Bigger desk, bigger screen, better chair, free electricty, heating and coffee (lol) but above everything else I'm dying to be able to remove my office laptop, keyboard, mouse and associated cables, headphones and other office stuff from my desk at home.

The anxiety of seeing my desk always full of stuff is killing me. It used to be clean an minimalistic :(
 

Austinturner

Posts: 351   +452
Those willing to accept pay cuts probably relocated somewhere with lower costs, otherwise this doesn't make much sense.
I’m surprised no one else mentioned this, I work in the city once a week now, its 2.5hrs each way commute, but my house costs half as much as the equivalent within commuting distance of the office, we live in a smaller city with everything we need, we can get to the beach in 10min.

I would need a 50% higher salary to move to the city and work in an office just to cover the costs of living there (sydney).
 

Mister_K

Posts: 2,151   +856
Imagine, in this economy, where prices are rising constantly and nobody can find employees, that you'd state you'd give up pay AND BENEFITS just to continue working from home.

What nonsense. People are so short sighted. Giving up power doesnt grant you anything, numbskulls.

You should be careful which side to simp for here. Before calling it irrational, consider this, if you can work from home, and you all are so persistant in claiming such, then you are no longer competing with your neighboor for your job, you are competing with the whole world, and there are literal billions out there who will do your job without complainy for $1 an hour.

Widespread work from home is the NAFTA of the white collar class. You guys are going to get utterly screwed over by it.

Look if you want to devalue your output and product, by all means, go and get your $1 employee and see how that goes. Let me tell you, not well.
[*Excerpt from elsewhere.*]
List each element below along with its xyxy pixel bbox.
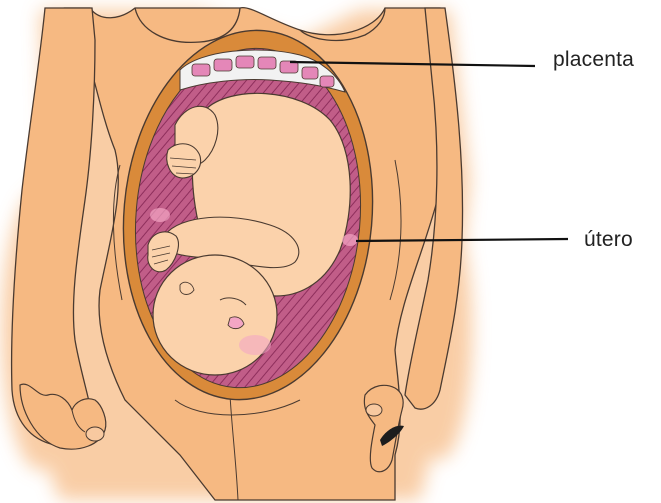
uterus-label: útero [584,228,633,252]
placenta-label: placenta [553,48,634,72]
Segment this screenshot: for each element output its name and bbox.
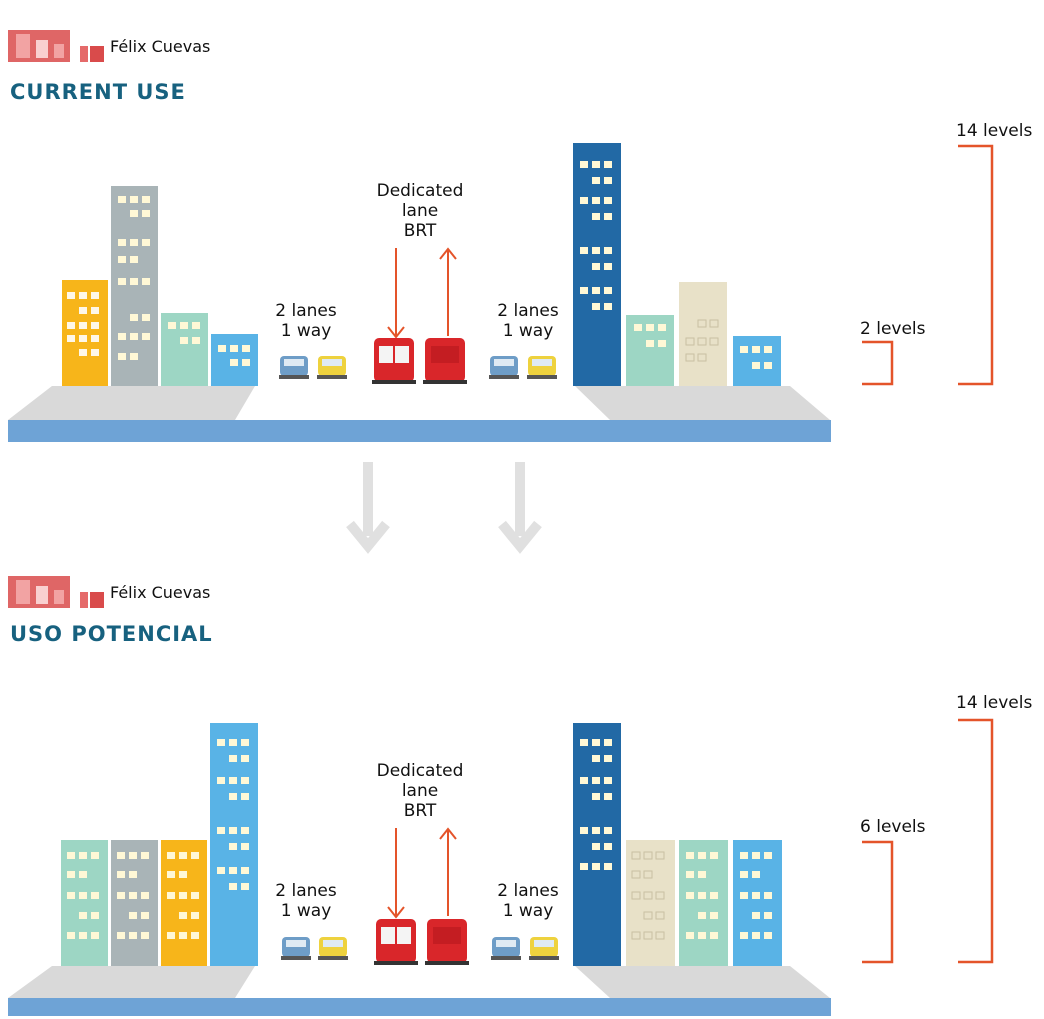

Company I work for started outsourcing developers after our "lead" developer left. Instead of hiring a new locally based developer, they ended up with cheaper alternative. They are having nightmares due to 1) times zones 2) communication barriers 3) sub-par performance.

Same can be said about ANYONE who is looking to undercut you for cheaper labour. They WILL BE ****. If **** suits you, by all means ;)

You can get a videographer $100 cheaper then the next guy, but you get what you pay for. Cough up, pay well, appreciate. Just as there are many people looking for a job out there, there are many good companies looking for quality employees.
 

hwertz

Posts: 128   +68
There's plenty of successful businesses now that are distributed companies -- not 100% remote due to Covid, they've just realized that Zoom & Slack work just fine for communications between employees and never got extensive office space to begin with. They probably have a small office space somewhere for a few executives, and for those items where it's just assumed a company must have a fixed physical address.